Der Tisch als Möbelstück bietet den Teilnehmern einer Tischgesellschaft einerseits eine Bühne zur Selbstdarstellung und fördert andererseits einen direkten kommunikativen Austausch. Quentin Tarantino inszeniert in seinen Filmen diese kulinarische Motivik als zentrale Dreh- und Angelpunkte.
Die Einnahme einer Mahlzeit steht zunächst für das Ziel eines Lebewesens, Nährstoffe aufzunehmen und gesättigt zu werden. Der Verzehrprozess als solcher stellt jedoch gleichzeitig auch jedes Mal ein komplexes, individuelles Erlebnis eines Individuums dar: Geschmack, Geruch, Konsistenz, Temperatur usw. können Assoziationen wecken, Erinnerungen an vorherige Mahlzeiten oder Situationen wachrufen und sie lösen durch Freisetzung unterschiedlicher Botenstoffe Emotionen aus, die je nach Individuum unterschiedlich ausfallen. Die Nahrungsaufnahme besitzt also biologische und psychische Aspekte, welche bei gemeinsamen kulinarischen Zusammenkünften mehrerer Menschen aufeinandertreffen.
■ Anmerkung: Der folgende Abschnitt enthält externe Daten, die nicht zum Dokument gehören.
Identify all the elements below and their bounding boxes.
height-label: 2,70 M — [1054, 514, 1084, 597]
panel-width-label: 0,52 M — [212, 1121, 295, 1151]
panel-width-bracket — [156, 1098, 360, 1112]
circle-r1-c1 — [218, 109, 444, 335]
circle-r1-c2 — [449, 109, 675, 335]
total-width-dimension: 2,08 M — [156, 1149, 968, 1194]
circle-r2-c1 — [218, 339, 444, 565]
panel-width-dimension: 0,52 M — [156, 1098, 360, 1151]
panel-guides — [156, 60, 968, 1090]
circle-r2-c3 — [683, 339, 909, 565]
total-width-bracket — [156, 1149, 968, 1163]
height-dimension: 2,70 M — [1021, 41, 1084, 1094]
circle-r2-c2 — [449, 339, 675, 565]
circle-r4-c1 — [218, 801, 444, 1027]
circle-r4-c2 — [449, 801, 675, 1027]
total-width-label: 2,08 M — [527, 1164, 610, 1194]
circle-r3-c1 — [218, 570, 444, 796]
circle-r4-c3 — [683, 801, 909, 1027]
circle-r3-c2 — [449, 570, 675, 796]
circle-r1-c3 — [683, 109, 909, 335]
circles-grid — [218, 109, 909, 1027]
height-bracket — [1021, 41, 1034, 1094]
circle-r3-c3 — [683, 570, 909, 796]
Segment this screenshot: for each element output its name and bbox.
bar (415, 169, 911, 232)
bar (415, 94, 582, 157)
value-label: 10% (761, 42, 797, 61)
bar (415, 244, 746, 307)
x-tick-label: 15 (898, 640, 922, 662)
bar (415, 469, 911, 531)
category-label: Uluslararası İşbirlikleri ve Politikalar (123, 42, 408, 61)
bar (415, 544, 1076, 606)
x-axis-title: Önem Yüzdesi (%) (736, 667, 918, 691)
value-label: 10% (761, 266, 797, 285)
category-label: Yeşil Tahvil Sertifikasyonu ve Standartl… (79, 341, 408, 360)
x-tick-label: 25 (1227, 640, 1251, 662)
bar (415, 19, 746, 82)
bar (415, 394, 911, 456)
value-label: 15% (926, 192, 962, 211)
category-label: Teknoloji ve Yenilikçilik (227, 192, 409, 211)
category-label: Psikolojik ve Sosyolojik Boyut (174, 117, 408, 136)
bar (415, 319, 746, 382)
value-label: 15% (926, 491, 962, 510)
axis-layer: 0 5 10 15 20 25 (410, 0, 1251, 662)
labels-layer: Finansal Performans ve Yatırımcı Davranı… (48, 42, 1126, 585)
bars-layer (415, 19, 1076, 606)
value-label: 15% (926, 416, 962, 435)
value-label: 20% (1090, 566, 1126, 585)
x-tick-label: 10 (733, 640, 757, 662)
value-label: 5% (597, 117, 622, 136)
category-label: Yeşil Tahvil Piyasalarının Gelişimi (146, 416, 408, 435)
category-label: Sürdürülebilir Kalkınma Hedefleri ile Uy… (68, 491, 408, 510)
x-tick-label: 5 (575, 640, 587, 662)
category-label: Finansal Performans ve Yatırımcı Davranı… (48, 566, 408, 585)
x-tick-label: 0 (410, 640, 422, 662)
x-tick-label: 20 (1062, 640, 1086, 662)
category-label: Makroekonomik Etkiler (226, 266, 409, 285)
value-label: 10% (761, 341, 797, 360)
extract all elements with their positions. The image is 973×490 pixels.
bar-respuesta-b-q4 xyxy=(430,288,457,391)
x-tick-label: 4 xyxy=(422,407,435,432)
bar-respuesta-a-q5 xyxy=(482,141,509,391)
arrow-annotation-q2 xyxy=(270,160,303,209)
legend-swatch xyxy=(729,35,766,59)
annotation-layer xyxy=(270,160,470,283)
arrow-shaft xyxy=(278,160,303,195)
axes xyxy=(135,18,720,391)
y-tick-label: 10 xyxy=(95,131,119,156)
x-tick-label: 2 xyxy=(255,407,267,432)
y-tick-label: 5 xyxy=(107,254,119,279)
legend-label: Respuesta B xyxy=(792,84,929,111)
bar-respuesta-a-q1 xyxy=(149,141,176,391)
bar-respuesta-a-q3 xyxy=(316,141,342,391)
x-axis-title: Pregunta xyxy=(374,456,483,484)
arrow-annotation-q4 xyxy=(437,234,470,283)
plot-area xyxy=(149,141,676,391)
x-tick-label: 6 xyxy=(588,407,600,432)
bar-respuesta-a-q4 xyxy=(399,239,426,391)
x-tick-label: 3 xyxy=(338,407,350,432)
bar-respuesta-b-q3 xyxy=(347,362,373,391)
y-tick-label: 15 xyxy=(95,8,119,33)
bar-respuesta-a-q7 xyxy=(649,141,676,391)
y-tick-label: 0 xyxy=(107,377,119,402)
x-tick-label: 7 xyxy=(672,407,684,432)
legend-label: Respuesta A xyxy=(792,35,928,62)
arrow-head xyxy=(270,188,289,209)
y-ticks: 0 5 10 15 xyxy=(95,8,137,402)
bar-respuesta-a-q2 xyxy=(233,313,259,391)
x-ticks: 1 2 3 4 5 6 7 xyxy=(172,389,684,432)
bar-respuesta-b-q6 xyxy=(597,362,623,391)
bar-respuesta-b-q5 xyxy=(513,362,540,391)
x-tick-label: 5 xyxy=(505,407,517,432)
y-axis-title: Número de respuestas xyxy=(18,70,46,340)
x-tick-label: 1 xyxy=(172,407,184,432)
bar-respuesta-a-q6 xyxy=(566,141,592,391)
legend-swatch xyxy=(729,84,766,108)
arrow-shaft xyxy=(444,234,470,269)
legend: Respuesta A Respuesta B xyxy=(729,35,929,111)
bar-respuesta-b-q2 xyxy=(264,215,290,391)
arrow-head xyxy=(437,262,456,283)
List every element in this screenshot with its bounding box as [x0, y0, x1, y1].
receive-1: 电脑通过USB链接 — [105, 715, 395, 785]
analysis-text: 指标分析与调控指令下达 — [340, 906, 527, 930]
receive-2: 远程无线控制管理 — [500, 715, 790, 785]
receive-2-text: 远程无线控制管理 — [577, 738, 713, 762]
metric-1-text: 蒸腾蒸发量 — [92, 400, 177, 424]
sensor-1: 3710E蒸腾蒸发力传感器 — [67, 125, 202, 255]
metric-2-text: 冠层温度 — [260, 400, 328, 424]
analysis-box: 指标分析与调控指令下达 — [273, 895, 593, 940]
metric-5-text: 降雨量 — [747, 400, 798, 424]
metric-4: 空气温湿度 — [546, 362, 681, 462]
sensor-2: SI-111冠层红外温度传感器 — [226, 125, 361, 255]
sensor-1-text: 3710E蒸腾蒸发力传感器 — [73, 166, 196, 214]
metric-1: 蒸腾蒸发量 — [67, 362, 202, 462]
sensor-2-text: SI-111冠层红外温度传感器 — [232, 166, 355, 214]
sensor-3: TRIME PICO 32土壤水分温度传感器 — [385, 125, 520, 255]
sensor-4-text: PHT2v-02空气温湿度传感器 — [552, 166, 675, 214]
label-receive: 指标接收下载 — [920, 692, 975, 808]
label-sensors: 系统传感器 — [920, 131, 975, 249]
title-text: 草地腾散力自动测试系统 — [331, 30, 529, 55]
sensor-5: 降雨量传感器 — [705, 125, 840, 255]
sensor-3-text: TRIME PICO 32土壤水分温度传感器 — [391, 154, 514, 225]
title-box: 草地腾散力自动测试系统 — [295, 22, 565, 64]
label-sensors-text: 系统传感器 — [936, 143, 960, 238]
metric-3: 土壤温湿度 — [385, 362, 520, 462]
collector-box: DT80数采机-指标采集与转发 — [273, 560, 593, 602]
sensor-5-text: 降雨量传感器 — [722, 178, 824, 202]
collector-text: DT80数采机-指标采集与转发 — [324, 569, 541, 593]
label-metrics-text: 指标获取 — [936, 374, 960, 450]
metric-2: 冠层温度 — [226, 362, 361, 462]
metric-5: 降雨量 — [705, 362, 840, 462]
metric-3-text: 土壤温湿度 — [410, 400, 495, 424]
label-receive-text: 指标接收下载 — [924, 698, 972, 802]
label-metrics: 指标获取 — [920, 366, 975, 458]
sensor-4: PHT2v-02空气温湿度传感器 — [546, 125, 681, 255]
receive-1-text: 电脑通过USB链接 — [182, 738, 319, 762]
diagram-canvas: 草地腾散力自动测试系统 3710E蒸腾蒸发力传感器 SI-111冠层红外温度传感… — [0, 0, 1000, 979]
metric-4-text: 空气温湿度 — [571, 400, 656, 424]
Geprägt durch Zivilisation, Kultur, Gesetzgebung, Alltagsorganisation, Religion und Philosophie wird gemeinsamen Mahlzeiten darüber hinaus eine herausragende soziokulturelle Rolle zugewiesen, die es zu beachten gilt.
Für die Antwort nach der soziokulturellen Bedeutung des gemeinsamen Speisens bedient sich Laura Vogel in ihrer Dissertation nicht nur historischen, interdisziplinären Diskursen sondern vor allem filmischen Inszenierungsformen von Tischgesellschaften und Mahlzeiten. Die ästhetische Wirkung des Films in seiner Dynamik kommt im Vergleich zu anderen Medien jener Daseinsebene am nächsten, die gemeinhin als Realität angesehen wird. Die bild- und tonbezogenen Wahrnehmungsstrukturen bilden somit eine vielversprechende Basis dafür Tischszenen als hilfreiche, dramaturgische Baustein sowie ein Aufeinandertreffen unterschiedlichster Kommunikationsarten.
In ihrem Kern konzentriert sich Vogels Analyse hauptsächlich auf die Filmographie Quentin Tarantinos, dessen Gesamtwerk sich durch eine Vielfalt an Referenzen auf andere Kunst- und Medienprodukte sowie auf diverse soziokulturelle Phänomene auszeichnet. Vielförmig gestaltete Handlungsschauplätze und Speisesituationen kennzeichnen seine Filme. Dabei bildet die filmästhetisch codierte Vermittlung spezifischer Inhalte mit Hilfe des gezielten Einsatzes kulinarischer Motivik den zentralen Dreh- und Angelpunkt der Untersuchungen. Es wird geprüft, inwieweit sich die Funktion der Tischszenen auf einen dramaturgischen Nutzen beschränken und welche weiteren filmästhetischen Aspekte mittels der Darstellung von Nahrungsvorgängen generiert, ergänzt oder gar aufgebrochen werden können. Vor diesem Hintergrund werden sowohl der soziokulturelle Ursprung der Kulinarik als auch der filmhistorische Hintergrund essensbezogener Motivik diskutiert.